«Vamos a estudiar distintas alternativas«, ha declarado hoy el ministro de Presidencia, Justicia y Relaciones con las Cortes, Félix Bolaños. «Le tengo que confesar que esa referencia del informe del Consejo [General del Poder Judicial] me sorprendió. Porque la información que tenemos en el Ministerio es que los jueces y magistrados de nuestro país que preparan opositores están realizando una actividad y, como es lógico, normal, cobran por ello», respondió hoy el ministro a Confilegal en rueda de prensa.
«Pero si el Consejo tiene más información, considera que hay muchos de ellos, como dice el propio informe, que lo hacen de manera altruista, generosa y no cobran… Vamos a estudiar distintas alternativas», añadió, sin especificar nada más, en referencia clara y directa a esos jueces y fiscales que forman a opositores sin recibir nada a cambio.
Fuentes del Ministerio han aclarado después a este periódico que están en el proceso de «metabolizar» el informe del Consejo al Anteproyecto de reforma de la Ley Orgánica del Poder Judicial (LOPJ) –compuesto de 125 folios– y que todavía no han adoptado ninguna decisión al respecto.
Esta referencia ha extendido cierta preocupación entre el colectivo de preparadores a opositores de jueces y fiscales.
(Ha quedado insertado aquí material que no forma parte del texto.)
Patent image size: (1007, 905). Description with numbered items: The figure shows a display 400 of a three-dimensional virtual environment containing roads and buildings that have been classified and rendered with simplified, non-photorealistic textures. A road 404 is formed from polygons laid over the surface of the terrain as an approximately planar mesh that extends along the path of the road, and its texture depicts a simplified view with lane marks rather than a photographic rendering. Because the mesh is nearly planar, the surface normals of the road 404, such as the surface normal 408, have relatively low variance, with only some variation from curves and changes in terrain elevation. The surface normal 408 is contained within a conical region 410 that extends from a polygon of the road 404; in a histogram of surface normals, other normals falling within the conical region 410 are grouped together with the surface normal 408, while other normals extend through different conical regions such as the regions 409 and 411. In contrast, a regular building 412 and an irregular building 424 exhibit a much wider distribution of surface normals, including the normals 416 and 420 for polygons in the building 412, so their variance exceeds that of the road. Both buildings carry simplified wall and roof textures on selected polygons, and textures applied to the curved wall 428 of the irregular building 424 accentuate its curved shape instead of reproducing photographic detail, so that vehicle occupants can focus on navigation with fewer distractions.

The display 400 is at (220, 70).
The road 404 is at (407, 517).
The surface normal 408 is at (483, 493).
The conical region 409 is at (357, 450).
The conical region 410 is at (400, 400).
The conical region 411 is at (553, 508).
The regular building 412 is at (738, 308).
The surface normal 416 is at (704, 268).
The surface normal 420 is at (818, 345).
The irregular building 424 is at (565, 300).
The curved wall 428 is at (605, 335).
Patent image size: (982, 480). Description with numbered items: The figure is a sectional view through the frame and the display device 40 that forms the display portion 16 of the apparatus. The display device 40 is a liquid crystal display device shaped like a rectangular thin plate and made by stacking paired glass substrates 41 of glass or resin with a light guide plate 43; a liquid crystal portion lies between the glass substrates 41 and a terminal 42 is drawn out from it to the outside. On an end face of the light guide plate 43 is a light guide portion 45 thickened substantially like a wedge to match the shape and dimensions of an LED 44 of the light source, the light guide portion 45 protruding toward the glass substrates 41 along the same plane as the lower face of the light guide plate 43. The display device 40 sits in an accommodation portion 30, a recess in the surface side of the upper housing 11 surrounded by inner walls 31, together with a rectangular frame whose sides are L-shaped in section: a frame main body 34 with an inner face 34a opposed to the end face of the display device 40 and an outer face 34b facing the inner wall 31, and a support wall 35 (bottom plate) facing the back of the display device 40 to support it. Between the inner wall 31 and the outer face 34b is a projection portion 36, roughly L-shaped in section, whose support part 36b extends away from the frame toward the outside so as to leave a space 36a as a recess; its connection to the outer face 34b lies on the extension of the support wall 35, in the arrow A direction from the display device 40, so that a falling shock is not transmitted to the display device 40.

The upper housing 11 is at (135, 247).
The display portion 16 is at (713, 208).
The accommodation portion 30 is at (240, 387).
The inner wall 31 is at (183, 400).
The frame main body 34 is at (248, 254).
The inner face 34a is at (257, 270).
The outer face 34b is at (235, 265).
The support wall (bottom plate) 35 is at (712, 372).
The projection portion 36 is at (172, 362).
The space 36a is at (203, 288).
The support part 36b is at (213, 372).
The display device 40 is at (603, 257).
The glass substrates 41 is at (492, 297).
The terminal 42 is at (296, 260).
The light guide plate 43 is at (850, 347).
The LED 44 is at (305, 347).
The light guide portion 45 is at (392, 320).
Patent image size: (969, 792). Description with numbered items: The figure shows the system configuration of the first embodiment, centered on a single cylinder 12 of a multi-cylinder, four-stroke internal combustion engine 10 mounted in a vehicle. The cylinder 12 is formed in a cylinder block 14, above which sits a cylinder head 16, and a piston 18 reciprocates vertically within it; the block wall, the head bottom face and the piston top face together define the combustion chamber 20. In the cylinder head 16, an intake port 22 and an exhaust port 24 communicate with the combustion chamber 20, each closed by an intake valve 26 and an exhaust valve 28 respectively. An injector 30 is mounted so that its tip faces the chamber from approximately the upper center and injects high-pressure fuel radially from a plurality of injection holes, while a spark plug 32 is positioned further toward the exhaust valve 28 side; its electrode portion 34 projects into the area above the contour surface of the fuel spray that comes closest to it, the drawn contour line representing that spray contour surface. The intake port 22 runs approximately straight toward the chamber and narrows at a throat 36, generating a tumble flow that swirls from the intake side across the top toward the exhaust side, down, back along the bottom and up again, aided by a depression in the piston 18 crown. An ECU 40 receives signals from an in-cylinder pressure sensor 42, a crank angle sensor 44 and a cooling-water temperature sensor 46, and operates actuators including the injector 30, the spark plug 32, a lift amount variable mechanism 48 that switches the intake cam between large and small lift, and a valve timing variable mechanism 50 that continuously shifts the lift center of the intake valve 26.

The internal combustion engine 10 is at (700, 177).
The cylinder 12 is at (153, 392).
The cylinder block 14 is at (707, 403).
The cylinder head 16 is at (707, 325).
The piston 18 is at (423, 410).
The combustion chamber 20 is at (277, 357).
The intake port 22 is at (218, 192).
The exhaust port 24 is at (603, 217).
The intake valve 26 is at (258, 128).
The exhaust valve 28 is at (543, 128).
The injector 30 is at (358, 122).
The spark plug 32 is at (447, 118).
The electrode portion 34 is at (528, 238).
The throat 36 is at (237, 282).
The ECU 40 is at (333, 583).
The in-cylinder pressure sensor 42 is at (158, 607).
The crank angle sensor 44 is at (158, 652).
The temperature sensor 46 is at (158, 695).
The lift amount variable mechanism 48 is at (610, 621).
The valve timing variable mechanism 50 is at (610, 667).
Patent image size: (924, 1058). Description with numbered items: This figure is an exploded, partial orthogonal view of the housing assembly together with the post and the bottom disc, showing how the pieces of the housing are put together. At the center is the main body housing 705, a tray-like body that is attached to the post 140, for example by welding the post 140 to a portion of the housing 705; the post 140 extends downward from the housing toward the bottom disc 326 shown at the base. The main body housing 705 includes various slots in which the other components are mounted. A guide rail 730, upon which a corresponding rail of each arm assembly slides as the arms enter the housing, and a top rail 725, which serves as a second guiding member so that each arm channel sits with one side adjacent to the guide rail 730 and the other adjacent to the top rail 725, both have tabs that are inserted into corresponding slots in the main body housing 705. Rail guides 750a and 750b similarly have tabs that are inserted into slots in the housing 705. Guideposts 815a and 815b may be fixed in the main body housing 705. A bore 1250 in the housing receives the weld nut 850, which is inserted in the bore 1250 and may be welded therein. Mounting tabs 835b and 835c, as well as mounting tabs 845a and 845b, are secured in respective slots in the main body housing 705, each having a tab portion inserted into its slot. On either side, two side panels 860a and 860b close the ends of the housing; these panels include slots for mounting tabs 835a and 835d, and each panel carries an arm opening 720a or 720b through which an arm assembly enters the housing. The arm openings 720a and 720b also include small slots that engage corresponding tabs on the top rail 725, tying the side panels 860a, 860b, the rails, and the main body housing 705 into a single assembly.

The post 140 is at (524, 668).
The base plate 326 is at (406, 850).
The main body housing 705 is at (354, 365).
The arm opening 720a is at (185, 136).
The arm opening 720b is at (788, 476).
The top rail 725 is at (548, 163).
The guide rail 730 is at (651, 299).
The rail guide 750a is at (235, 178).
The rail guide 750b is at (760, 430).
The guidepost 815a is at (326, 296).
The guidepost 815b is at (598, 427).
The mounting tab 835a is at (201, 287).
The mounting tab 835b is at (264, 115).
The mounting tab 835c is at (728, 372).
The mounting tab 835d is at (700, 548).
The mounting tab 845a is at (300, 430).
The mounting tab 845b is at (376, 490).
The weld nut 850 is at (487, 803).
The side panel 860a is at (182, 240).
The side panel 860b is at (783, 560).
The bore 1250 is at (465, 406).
Estos funcionarios solo tienen autorizadas tres tipos de actividades remuneradas, fuera de su función oficial: la publicación de libros y artículos, su intervención en conferencias y mesas redondas y la docencia, en la que está comprendida la preparación de opositores.
Al incluir esta actividad en el Anteproyecto de Ley Orgánica lo que, al parecer, pretende el Ministerio es regularizar y dar transparencia a una actividad que, aunque común y asumida socialmente, carece de suficiente control administrativo y fiscal, lo que ha derivado en una práctica de cobro en negro.
EL OBJETIVO ES QUE DECLAREN LO QUE COBRAN EN NEGRO Y PAGUEN A HACIENDA
El objetivo obvio de fondo de una medida de este tipo es luchar contra el fraude fiscal y la economía sumergida, asegurándose de que los ingresos derivados de la preparación de opositores sean declarados y tributen como corresponde (entre 200 y 300 euros por alumno). Y reforzar la integridad y ejemplaridad del poder judicial, evitando situaciones de opacidad o privilegios informales en un ámbito clave como el acceso a la judicatura.
Dicho de otro modo, que declaren lo que perciben y que tributen, en consecuencia, por ello. Lo que para muchos podría suponer saltar de un tramo del IRPF a otro superior, dejando de ser atractiva la actividad.
El Ministerio pretende establecer un control más estricto y homogéneo sobre esta actividad, garantizando su trazabilidad y transparencia.
Los jueces y magistrados que, en la actualidad, se dedican a preparar opositores de forma remunerada y habitual deben solicitar autorización al CGPJ si quieren ejercer esa actividad ya que se considera una actividad compatible pero sujeta a autorización expresa previa. No es así cuando lo hacen de un modo altruista.
El artículo 395 de la LOPJ especifica las actividades compatibles, entre ellas la docencia. Le corresponde a la Comisión Permanente regular y autorizar estas actividades caso por caso, tanto la preparación individual como su colaboración con academias que hacen la misma actividad.
Por lo que respecta a los fiscales que se dedican a formar opositores están obligados al menos a declarar si dedican parte de su tiempo a preparar a alumnos que quieran presentarse a las oposiciones, para evitar que puedan, a la vez, formar parte de los procesos de selección de los aspirantes.